This Must Be the Place
Het eerste zaadje van ‘This Must Be the Place’ werd geplant toen de Italiaanse regisseur Paolo Sorrentino op het filmfestival van Cannes 2008 de juryprijs voor ‘Il divo’ in ontvangst mocht komen nemen uit de handen van juryvoorzitter Sean Penn.
‘Je mag me altijd bellen,’ zei Penn tijdens de afterparty. Enkele maanden later bezorgde Sorrentino de acteur een nagelnieuw script, en nauwelijks vierentwintig uur later volgde de reply: ‘Ik doe het.’
De vrucht van hun samenwerking is één van de wonderlijkste en fragielste films die u dit jaar te zien zal krijgen, en als u het ons vraagt: één van de beste. Penn vertolkt Cheyenne, een Amerikaanse rockster die (om redenen die pas laat worden onthuld) al jaren geen gitaar meer heeft aangeraakt en zich samen met zijn vrouw Jane (Frances McDormand) in een gigantisch landhuis in Dublin heeft teruggetrokken.
Een miserabeler man dan Cheyenne zal je niet gauw tegenkomen: overdag schuifelt hij met een immens trage tred door de stad (alsof hij voortdurend een denkbeeldige zware last meesleept), en ’s avonds zit hij als een zombie naar het keukenwerk van Jamie Oliver te staren en vraagt hij zich hardop af: ‘Waarom is Lady Gaga...’ – om vervolgens, nog voor hij zijn vraag helemaal heeft geformuleerd, opnieuw weg te zinken in een soort catatonische toestand (het fenomeen Lady Gaga herleid tot een nietszeggende stilte: schitterend toch?).
Na een droevige tijding trekt Cheyenne naar Amerika, waar hij zich voorneemt om de onvolbrachte queeste van zijn Joodse vader te voltooien: de nazibeul opsporen die zoveel kinderen van hun jeugd beroofde.
Penn heeft zich voor de gelegenheid een hilarische gothic look aangemeten: met zijn uitzinnige pruik, zijn eyeliner, zijn gelakte nagels en gestifte lippen, zijn rare loopje en zijn schrille lachje lijkt hij wel op een kruising tussen Forrest Gump, Rain Man, Robert Smith van The Cure, en een bewoner van een andere planeet.
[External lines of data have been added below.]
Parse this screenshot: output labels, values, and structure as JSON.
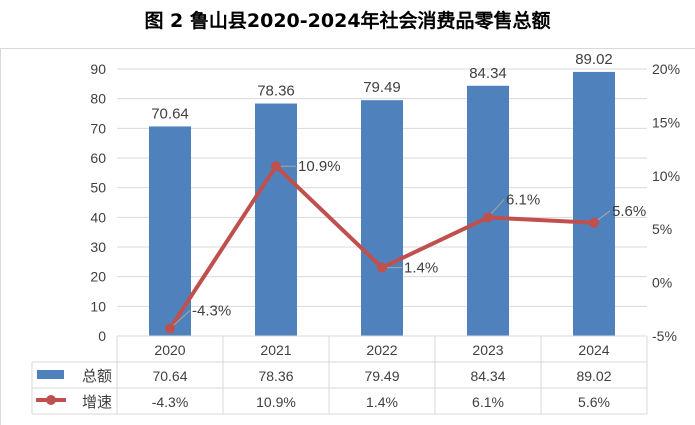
{
  "title": "图 2 鲁山县2020-2024年社会消费品零售总额",
  "chart_data": {
    "type": "bar+line",
    "title": "图 2 鲁山县2020-2024年社会消费品零售总额",
    "categories": [
      "2020",
      "2021",
      "2022",
      "2023",
      "2024"
    ],
    "series": [
      {
        "name": "总额",
        "type": "bar",
        "axis": "left",
        "values": [
          70.64,
          78.36,
          79.49,
          84.34,
          89.02
        ],
        "labels": [
          "70.64",
          "78.36",
          "79.49",
          "84.34",
          "89.02"
        ],
        "color": "#4F81BD"
      },
      {
        "name": "增速",
        "type": "line",
        "axis": "right",
        "values": [
          -4.3,
          10.9,
          1.4,
          6.1,
          5.6
        ],
        "labels": [
          "-4.3%",
          "10.9%",
          "1.4%",
          "6.1%",
          "5.6%"
        ],
        "color": "#C0504D"
      }
    ],
    "ylim": [
      0,
      90
    ],
    "yticks": [
      "0",
      "10",
      "20",
      "30",
      "40",
      "50",
      "60",
      "70",
      "80",
      "90"
    ],
    "y2lim": [
      -5,
      20
    ],
    "y2ticks": [
      "-5%",
      "0%",
      "5%",
      "10%",
      "15%",
      "20%"
    ],
    "grid": true,
    "legend": "data-table"
  }
}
Er zijn slechts twee reacties mogelijk: óf u knapt volledig af op Penns vertolking, óf u sluit Cheyenne in uw armen.
Zelf hadden we geen enkele moeite om met Cheyenne te sympathiseren: toegegeven, in het begin schoten we geregeld in een daverende lach, maar gaandeweg begonnen we onder de dikke lagen make-up een ontroerende kern van melancholie te bespeuren, en naar het einde toe kregen we zelfs het merkwaardige gevoel dat niet hij er ridicuul uitziet, maar de mensen rond hem.
Net als Cheyenne zit ook de regie van Sorrentino op zijn eigen rare golflengte: in plaats van de plot op dreef te laten komen, zoals dat eigenlijk hoort, laat de cineast zijn film voortdurend stilvallen en afdwalen naar randscènes die in wezen geen bal met het verhaal hebben te maken – zoals wanneer Cheyenne gaat kijken naar een briljant in beeld gezet optreden van David Byrne.
Sommigen onder u zullen die intermezzo’s misschien storend vinden, maar het is net op die momenten, in de omweg, dat ‘This Must Be the Place’ begint te trillen van poëzie.
Vreemd genoeg begint de film aan kracht te verliezen wanneer Sorrentino terzake komt, en hij het thema van de holocaust aansnijdt – de ontknoping is een afknapper. Maar dat geeft niet: zoals in alle mooie roadmovies is het niet de bestemming die telt, maar de tocht ernaartoe, de vluchtige ontmoetingen onderweg (de indiaan! Harry Dean Stanton!), de melancholische atmosfeer on the road, en de achteloos geformuleerde levenswijsheden.
Op een gegeven moment horen we Cheyenne tegen een jonge griet zeggen: 'Weet je wat het probleem is? We glijden haast onopgemerkt van een leeftijd waarop we zeggen: 'Zo zal het leven zijn!' naar een leeftijd waarop we zeggen: Zo is het leven.'' Het klinkt net iets minder blijgeestig dan ‘Life’s like a box of chocolates!’ maar het klopt als een bus.